O referido processo foi movido por Michael Terpin, celebridade do universo das criptomoedas, investidor e trader. Terpin perdeu mais de vinte e quatro milhões de dólares (US$ 24 milhões) no ataque cibernético que foi facilitado por meio de uma invasão de um cartão SIM.
Michael Terpin, famoso por seus investimentos-anjo em diversos projetos de criptomoedas e também conhecido como o "Padrinho das Criptomoedas", já recebeu uma indenização considerável de setenta e cinco milhões de dólares (US$ 75 milhões) por meio de uma ordem judicial na Califórnia. Ele venceu o processo contra o hacker Nicolas Truglia e seus cúmplices.
Terpin agora levou a operadora de telefonia móvel AT&T aos tribunais, alegando que a segurança deficiente da AT&T levou ao ataque cibernético que permitiu que mais de vinte e quatro milhões de dólares (US$ 24 milhões) fossem perdidos.
Terpin acrescenta que a AT&T também foi considerada negligente em seu caso, uma vez que um funcionário da AT&T permitiu que pessoas se passando por ela tivessem acesso a informações confidenciais que não deveriam ter sido fornecidas sem informações de segurança e senhas.
Mas a história não termina aqui. Terpin acusa ainda a AT&T de tertrac"opressivos" e "unilaterais" que permitem que a ilegalidade prevaleça, ao proteger a empresa.
O juiz federal Otis Wright II aprovou o processo contra a AT&T relacionado a fraude com criptomoedas para julgamento.

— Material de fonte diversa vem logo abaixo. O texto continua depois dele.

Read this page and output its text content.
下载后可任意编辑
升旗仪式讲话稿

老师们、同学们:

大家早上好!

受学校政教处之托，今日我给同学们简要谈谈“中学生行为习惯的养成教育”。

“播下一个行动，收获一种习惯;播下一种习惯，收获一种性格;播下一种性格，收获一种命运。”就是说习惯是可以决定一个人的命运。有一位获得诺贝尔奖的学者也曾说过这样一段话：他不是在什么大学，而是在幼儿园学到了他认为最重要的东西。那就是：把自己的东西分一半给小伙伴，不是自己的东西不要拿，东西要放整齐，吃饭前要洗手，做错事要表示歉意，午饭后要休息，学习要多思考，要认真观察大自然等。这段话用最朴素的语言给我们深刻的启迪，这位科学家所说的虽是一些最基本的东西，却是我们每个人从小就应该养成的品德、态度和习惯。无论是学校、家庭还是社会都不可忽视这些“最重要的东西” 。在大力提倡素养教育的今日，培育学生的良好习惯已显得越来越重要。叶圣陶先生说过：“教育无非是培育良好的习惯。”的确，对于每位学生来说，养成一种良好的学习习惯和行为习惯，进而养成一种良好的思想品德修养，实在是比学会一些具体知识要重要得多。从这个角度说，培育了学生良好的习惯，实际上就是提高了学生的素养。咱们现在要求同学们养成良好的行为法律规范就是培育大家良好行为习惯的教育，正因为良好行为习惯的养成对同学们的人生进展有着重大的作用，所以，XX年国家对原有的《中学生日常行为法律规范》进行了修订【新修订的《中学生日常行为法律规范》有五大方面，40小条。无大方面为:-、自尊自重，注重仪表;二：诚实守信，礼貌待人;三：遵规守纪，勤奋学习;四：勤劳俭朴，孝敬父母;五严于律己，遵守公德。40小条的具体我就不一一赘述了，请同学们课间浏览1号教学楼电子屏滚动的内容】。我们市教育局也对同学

Ele comentou que a última acusação, ou seja, as cláusulas contratuais ilegais trac levaram à inexequibilidade do contrato com o cliente, sugere que "o propósito central do contrato está contaminado por ilegalidade".
A AT&T considerou que o processo não tinha fundamento, mas o tribunal do consumidor decidiu aprová-lo.